De Blasio and Gov. Andrew Cuomo have urged New Yorkers to work from home wherever possible and avoid crowded subway trains.
Subway ridership was down about 18% on Wednesday.
"Having said that, we carried four million people safely," MTA Chairman Patrick Foye said Friday on Fox 5's "Good Morning New York." "The subway system, the bus system, the commuter rails are safe. We have increased, substantially, the frequency and intensity of disinfecting the stations."
Cuomo, who controls the MTA, insisted that for now, the subways wouldn't close.
"No, subways are not closing down, roads are not closing, New York City is not closing down," he said. "First of all, no city in the state can legally close down unless the state lets it close down, the state government.”
Without city, state or federal subsidies or a temporary or permanent reliable funding source, New York’s Metropolitan Transportation Authority will realize a wider budget gap in 2020 than its February financial plan projects because of COVID-19, Kroll Bond Rating Agency said.

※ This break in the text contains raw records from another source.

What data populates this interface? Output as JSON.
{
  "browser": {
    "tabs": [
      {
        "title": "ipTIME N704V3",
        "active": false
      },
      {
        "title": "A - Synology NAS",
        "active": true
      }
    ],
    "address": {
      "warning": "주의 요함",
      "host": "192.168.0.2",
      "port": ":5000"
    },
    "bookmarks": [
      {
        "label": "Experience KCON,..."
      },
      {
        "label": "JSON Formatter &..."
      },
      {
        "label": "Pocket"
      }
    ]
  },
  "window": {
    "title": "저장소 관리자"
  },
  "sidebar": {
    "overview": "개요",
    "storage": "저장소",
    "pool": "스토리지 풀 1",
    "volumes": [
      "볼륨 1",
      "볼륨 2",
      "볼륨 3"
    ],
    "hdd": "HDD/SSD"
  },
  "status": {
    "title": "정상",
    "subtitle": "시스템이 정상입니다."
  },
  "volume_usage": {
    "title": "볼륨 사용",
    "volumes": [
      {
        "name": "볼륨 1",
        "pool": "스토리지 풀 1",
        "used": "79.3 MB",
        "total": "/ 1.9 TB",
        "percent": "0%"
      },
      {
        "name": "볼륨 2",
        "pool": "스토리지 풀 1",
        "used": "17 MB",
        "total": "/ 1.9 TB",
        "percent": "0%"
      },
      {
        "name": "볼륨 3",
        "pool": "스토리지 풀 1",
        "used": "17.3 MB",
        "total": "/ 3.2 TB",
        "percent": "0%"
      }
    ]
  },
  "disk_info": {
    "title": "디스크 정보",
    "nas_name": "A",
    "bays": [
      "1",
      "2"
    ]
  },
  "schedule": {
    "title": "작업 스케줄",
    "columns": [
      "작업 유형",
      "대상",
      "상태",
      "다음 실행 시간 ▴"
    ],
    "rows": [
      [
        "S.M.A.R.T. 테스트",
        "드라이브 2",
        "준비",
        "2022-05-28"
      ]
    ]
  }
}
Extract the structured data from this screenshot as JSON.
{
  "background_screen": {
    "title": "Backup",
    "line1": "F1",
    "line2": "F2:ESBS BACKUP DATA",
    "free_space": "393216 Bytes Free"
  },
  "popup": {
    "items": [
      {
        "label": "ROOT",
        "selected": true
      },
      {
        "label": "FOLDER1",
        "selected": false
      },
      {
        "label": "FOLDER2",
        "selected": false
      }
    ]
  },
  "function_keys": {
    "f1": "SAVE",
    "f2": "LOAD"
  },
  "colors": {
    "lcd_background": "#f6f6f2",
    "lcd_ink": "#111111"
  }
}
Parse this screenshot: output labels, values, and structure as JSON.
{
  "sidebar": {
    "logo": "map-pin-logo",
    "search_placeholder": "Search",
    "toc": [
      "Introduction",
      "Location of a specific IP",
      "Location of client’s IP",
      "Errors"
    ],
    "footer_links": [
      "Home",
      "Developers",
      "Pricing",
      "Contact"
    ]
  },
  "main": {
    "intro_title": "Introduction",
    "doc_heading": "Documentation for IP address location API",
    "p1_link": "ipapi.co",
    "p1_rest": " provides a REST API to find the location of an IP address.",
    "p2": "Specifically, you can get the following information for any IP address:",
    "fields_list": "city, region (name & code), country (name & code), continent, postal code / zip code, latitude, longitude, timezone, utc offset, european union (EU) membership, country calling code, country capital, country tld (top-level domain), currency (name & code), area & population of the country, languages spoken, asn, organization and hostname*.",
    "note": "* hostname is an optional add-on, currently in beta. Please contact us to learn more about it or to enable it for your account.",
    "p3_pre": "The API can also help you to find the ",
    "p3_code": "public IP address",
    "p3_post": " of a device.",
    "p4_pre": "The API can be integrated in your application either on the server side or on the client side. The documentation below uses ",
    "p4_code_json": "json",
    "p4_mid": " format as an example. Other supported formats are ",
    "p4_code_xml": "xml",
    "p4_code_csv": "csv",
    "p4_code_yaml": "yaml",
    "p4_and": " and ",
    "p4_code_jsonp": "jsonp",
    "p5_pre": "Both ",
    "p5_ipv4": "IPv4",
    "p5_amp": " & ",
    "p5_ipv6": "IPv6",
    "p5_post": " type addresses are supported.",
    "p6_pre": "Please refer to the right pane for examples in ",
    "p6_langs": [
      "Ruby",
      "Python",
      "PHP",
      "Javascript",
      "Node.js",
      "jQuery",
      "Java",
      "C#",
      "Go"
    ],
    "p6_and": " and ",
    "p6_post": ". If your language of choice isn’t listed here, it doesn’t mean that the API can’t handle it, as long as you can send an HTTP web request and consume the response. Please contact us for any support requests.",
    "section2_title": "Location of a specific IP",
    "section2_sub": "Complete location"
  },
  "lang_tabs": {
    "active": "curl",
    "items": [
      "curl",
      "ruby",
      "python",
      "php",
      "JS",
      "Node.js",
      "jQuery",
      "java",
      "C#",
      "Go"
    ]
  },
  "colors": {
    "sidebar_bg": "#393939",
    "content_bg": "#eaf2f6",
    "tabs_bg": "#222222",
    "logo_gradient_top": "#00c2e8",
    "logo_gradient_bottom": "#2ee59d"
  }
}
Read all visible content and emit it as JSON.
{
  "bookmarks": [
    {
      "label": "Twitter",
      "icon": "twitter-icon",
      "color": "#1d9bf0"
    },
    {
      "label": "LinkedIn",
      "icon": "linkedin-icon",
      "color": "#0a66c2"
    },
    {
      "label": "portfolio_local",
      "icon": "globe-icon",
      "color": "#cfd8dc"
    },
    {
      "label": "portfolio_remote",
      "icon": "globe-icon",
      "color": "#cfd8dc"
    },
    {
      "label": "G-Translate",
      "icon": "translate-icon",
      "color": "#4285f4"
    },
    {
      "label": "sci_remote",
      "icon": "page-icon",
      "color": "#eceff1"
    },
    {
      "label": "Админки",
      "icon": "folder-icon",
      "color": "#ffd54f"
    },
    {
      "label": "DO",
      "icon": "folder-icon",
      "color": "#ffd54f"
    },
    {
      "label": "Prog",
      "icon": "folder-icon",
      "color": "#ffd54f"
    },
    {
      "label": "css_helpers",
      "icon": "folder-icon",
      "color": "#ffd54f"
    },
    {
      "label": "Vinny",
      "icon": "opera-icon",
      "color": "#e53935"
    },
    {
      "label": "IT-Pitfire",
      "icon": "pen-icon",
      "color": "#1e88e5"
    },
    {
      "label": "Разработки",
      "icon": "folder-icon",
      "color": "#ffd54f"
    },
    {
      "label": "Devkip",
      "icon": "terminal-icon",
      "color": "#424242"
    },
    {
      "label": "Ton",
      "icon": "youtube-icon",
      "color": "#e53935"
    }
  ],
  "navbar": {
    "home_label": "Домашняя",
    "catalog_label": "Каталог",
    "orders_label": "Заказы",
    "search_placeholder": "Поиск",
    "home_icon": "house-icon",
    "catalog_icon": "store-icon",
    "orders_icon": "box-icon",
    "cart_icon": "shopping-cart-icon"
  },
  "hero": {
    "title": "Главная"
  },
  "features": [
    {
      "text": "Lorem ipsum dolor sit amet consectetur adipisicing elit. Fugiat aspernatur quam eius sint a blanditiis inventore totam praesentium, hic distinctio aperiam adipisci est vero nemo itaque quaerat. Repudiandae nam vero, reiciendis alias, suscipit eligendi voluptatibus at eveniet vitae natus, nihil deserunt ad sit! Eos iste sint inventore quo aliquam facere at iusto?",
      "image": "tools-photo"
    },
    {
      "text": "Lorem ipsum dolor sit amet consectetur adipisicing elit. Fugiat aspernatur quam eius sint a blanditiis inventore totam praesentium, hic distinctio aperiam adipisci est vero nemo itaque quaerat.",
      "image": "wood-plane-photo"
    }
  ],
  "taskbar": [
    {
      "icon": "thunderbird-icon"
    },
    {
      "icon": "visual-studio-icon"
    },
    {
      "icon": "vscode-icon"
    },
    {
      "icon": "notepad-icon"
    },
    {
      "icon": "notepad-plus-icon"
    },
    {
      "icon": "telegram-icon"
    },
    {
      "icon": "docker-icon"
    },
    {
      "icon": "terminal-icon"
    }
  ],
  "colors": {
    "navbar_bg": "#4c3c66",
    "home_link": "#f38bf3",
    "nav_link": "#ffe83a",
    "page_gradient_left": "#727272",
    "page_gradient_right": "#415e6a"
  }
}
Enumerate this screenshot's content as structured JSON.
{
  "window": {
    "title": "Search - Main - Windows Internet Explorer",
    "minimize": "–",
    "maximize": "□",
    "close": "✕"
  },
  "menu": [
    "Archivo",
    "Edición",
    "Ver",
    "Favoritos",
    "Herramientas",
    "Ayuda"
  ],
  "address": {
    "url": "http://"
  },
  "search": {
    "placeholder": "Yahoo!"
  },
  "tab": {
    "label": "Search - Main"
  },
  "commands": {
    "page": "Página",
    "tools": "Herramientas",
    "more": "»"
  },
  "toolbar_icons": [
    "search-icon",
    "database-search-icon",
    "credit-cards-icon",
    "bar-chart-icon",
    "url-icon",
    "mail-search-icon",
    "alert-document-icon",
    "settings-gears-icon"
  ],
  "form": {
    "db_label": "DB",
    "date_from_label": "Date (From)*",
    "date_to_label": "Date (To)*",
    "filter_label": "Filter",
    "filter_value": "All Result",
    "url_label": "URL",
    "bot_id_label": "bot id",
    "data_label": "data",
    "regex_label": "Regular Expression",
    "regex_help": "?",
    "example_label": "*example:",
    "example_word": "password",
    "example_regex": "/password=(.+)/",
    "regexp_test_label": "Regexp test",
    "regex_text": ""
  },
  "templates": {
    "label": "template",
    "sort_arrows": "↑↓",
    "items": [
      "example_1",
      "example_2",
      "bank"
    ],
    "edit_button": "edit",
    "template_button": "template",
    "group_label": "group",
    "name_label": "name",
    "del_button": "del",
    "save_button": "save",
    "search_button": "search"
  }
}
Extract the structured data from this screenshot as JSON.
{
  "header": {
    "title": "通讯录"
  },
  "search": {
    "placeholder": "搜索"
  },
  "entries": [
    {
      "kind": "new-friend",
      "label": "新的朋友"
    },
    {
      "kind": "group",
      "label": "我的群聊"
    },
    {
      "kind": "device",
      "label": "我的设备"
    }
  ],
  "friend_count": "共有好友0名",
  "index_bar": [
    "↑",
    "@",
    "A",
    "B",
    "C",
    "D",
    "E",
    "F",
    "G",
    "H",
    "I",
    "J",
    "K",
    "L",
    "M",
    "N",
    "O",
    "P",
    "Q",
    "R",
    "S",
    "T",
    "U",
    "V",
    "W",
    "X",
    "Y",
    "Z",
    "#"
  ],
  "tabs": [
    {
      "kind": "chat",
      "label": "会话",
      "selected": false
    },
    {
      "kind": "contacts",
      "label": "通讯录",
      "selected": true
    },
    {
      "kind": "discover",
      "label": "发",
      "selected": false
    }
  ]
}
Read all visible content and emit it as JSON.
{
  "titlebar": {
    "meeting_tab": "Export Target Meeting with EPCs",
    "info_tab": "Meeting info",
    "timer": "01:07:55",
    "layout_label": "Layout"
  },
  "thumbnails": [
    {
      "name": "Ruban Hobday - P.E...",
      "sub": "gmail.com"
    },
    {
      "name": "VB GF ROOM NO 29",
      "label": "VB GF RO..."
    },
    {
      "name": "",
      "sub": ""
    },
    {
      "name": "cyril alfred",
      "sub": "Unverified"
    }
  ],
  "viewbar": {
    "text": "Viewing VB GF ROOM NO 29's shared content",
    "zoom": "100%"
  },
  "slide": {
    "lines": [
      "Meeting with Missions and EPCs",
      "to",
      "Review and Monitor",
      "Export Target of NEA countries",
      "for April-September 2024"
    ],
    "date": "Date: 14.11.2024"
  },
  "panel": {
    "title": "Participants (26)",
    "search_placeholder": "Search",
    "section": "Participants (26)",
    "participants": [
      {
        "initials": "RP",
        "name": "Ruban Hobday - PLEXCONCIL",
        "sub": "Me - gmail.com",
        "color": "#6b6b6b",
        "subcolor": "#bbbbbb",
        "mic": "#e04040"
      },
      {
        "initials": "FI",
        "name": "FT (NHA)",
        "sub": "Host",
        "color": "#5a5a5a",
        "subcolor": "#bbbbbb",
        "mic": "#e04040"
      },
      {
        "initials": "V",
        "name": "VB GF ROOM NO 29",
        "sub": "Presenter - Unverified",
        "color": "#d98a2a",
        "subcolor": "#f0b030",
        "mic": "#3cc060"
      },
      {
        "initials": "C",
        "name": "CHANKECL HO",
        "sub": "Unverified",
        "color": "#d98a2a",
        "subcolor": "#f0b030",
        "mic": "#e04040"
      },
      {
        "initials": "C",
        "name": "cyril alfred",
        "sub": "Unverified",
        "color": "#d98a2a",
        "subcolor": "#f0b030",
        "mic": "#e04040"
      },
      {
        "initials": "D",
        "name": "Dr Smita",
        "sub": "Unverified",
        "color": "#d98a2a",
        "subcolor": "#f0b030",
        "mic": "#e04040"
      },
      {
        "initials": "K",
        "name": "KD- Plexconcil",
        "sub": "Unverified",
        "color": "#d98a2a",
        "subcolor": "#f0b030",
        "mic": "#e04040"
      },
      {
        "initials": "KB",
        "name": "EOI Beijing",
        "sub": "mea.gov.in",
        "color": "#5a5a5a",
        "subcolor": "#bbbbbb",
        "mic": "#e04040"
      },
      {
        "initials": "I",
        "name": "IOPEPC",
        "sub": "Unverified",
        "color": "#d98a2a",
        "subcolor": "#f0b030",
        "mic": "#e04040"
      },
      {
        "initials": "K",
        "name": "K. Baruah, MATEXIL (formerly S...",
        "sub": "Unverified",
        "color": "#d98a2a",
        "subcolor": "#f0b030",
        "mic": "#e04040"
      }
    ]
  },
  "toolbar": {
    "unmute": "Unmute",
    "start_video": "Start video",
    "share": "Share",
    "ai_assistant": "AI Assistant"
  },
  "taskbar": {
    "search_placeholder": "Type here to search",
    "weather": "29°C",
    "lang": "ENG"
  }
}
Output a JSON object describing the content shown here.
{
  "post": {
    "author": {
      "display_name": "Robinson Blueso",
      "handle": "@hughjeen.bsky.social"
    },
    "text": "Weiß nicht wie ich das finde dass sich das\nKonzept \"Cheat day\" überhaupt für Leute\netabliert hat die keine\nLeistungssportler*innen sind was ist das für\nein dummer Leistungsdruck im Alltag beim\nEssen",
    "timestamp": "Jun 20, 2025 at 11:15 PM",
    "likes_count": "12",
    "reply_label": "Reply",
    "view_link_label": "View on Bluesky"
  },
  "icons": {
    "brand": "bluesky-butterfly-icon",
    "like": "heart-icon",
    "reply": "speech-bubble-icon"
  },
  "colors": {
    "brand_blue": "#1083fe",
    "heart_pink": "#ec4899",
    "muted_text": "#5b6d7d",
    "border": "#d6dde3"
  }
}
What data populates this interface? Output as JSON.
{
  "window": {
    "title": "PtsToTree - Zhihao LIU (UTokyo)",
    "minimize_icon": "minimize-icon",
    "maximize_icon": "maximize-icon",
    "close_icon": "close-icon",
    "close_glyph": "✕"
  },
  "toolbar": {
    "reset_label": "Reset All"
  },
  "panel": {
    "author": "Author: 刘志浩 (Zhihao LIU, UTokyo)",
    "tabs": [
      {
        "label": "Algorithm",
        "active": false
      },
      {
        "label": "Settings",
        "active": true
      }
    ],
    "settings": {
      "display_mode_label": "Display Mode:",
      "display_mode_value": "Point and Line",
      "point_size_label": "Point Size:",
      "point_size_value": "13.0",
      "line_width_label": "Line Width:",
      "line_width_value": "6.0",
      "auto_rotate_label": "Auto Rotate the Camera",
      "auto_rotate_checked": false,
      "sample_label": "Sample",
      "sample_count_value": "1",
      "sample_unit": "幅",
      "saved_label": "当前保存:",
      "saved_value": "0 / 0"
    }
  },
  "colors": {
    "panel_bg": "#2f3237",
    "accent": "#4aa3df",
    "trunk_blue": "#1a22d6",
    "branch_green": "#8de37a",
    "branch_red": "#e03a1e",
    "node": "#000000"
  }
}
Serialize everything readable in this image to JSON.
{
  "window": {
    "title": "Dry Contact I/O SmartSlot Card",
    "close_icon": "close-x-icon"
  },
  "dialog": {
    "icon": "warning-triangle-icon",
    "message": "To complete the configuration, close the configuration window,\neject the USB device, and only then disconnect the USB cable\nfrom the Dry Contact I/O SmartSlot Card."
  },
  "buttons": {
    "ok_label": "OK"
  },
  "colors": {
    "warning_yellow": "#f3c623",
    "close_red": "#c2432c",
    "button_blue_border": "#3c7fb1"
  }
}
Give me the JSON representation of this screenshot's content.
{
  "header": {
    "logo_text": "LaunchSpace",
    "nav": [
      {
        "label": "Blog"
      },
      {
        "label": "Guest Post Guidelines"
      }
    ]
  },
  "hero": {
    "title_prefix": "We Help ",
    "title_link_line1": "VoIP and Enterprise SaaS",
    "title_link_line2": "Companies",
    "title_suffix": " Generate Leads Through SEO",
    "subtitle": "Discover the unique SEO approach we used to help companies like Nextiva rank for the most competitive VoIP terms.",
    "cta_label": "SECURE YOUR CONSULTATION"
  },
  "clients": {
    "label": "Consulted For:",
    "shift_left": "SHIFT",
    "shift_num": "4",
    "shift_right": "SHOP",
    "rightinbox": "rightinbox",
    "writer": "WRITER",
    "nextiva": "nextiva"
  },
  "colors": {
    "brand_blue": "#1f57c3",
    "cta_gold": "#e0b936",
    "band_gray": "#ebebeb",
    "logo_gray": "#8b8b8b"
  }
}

According to Kroll, the continuing virus fear could eat into the favorable budget forecasts MTA officials described in their February financial plan. For now, the authority plans to absorb such costs into its $14.7 billion budget, net of debt service, but is also exploring contingencies.
Delays in the launch of a congestion-pricing mechanism for Manhattan, which could raise up to $15 billion in mass transit through bonding, could also jeopardize the MTA's bottom line.
Still, Kroll sees a silver lining.
"KBRA believes that the current stressful environment may finally force lawmakers to address the inevitable need for permanent new funding sources for the MTA’s operations,” it said in a commentary on Thursday. “Other large, vibrant metropolitan areas such as Dallas, Houston, and Los Angeles have addressed this need some time ago.”
Moody's has said that any credit effect for the MTA will hinge on the depth and duration of any economic and service disruption. According to Moody's, strong management, diverse revenue composition and a 1% budget reserve enhances the authority's resilience to service disruptions.
New York State Comptroller Thomas DiNapoli estimated that MTA debt could soar to $53 billion by 2023. The amount of outstanding long-term debt issued by the MTA more than tripled between 2000 and 2019, reaching $35 billion, and is projected to approach $53 billion by 2023.
"The debt burden could grow even higher, depending on the timing of bonds to be issued by the MTA to fund its share of the 2020-2024 capital program," DiNapoli said in a report.